Published: May 2017 by Pamela Dorman Books

Genre: Literary/Contemporary Fiction

My Rating: 5/5 Stars


I love this book.

I almost don’t want to write anything else about it. It’s fantastic. I loved it. What else do I need to say? I suppose the point of a review is to say why you feel a certain way about a book though, so I’ll try and explain some of my mushy thoughts about this one…

Eleanor “works in an office.” She thinks this is perhaps the most defining thing about herself. She has no friends, no particular hobbies. She goes to work, she goes home. She talks to “Mummy” on the phone once a week. On the weekends she drinks a couple bottles of vodka and doesn’t speak to anyone until Monday morning. She’s different from other people. She’s good at being alone, and always has been. But when she sees a handsome musician perform, she thinks maybe she has found the one. Maybe she can finally please Mummy after all. In an effort to be more “normal,” she starts to think of the ways she can improve herself. The following quote is one of my absolute favorites from the book, because it showcases both the amazing narrator Honeyman has created and also the personality of Eleanor and the particular way her mind works.

Should I make myself over from the inside out, or work from the outside in? I compiled a list in my head of all the appearance related work which would need to be undertaken: hair (head and body), nails (toe and finger), eyebrows, cellulite, teeth, scars… all of these things needed to be updated, enhanced, improved. Eventually, I decided to start from the outside and work my way in—that’s what often happens in nature, after all. The shedding of skin, rebirth. Animals, birds and insects can provide such useful insights. If I’m ever unsure as to the correct course of action, I’ll think, “What would a ferret do?” or, “How would a salamander respond to this situation?” Invariably, I find the right answer.

She is just beginning this process of “shedding her skin” when she and Raymond, the unhygienic IT guy from her office, witness an elderly man collapse on the side of the road. This moment proves to be a pivotal one, as she is pulled into a world of trying new things, of get-togethers with other people outside of work, of friendship. Over the course of the novel, she begins to deal with her past, make life changes, branch out and make friends. We see her obsess over the musician and we see her struggle to accept herself as her own person.

I was immediately drawn in by the character of Eleanor. She’s different, quirky, a little crazy… but I never got the feeling that we were meant to be laughing at her or judging her. I worried a little bit about this before starting the novel—sometimes characters that are as quirky as Eleanor feel fake. And sometimes stories about them almost seem to make fun of them, like they’re nothing but the butt of a joke. But Eleanor Oliphant was not that way. I never felt like she was unbelievable in her wackiness, and I loved her for her oddities (like her way of thinking in the quote above). Honeyman found the perfect balance in writing an off-balance character… she made her both frustrating and believable… and also endearing. I never once questioned that Eleanor acted a certain way—the narration (first person, from Eleanor’s perspective) is so strong that every action makes perfect sense. I felt sympathy for her. Obviously someone who has lived through a past like hers, which we gradually learn about as Eleanor allows herself to remember, would be left scarred. This book, while funny and heartwarming, is also sad, and I think it is the darker moments that really balance out the novel and make it great. They’re what keep Eleanor from being a joke, and what makes her willingness to finally open up to other people that much more of a triumph.

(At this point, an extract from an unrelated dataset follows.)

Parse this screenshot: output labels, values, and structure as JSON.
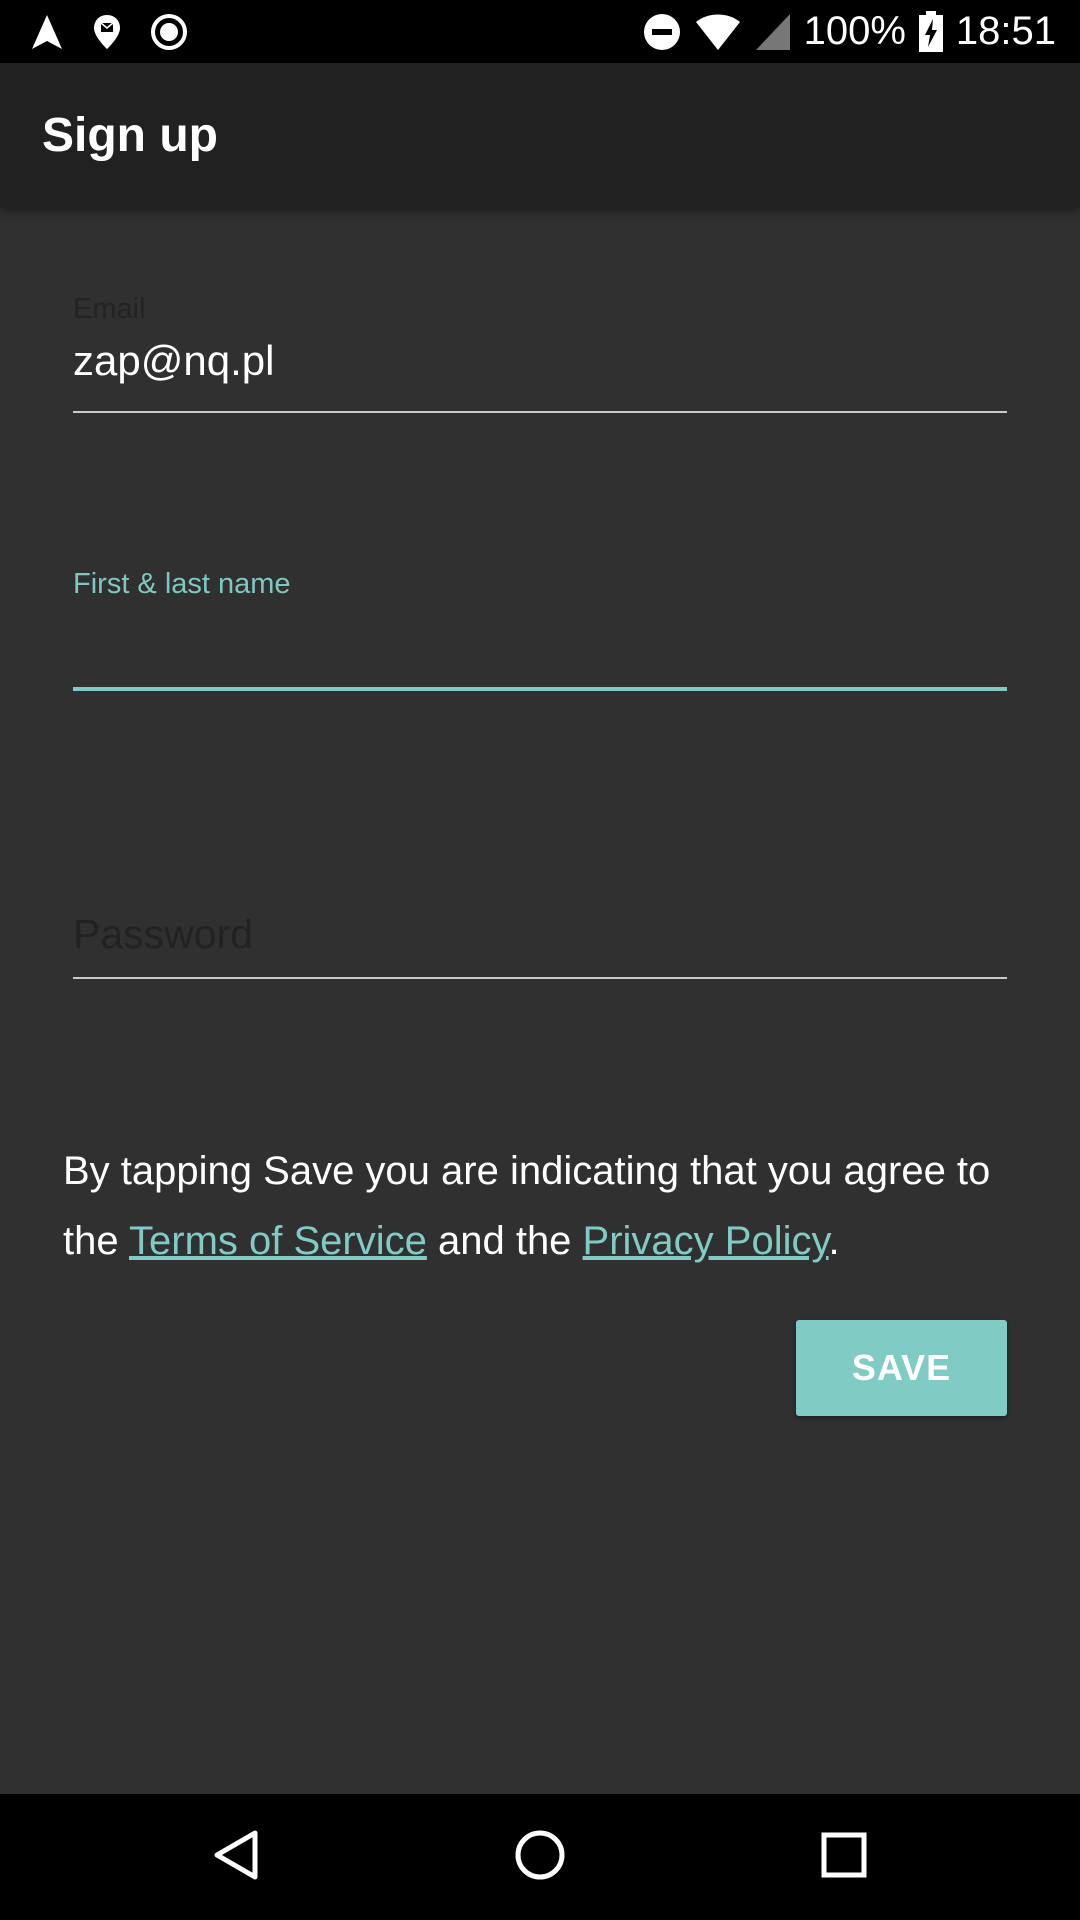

I think if I were to find anything at all to criticize in this novel, it would be the fact that at times it felt a little heavy handed. Sometimes Honeyman explains something to the reader that doesn’t need explaining. The narration and actions were strong enough to tell me what I needed to know without it being spelled out, and so at times these explanations felt a little redundant. But honestly this is nothing but a small complaint, and it is certainly not something that should deter anyone from picking up this wonderful novel.

If you haven’t already read it, get yourself to the bookstore or the library right now. I mean it. It’s funny, it’s sad, it’s honest, and very well written. I don’t think you’ll be disappointed. As for me, I’ll just be sitting here, maybe rereading it a time or two, impatiently waiting for Gail Honeyman to write her next book!


  1. We’re the phone calls only in her head, as it made clear that the mother had died in the fire? Having a hard time with that one.. thanks so much


    1. I interpreted it as them being in her head. She couldn’t quite let go of her memory, of her ruling over her life. Also I think it became her way of criticizing herself. That was my interpretation anyway!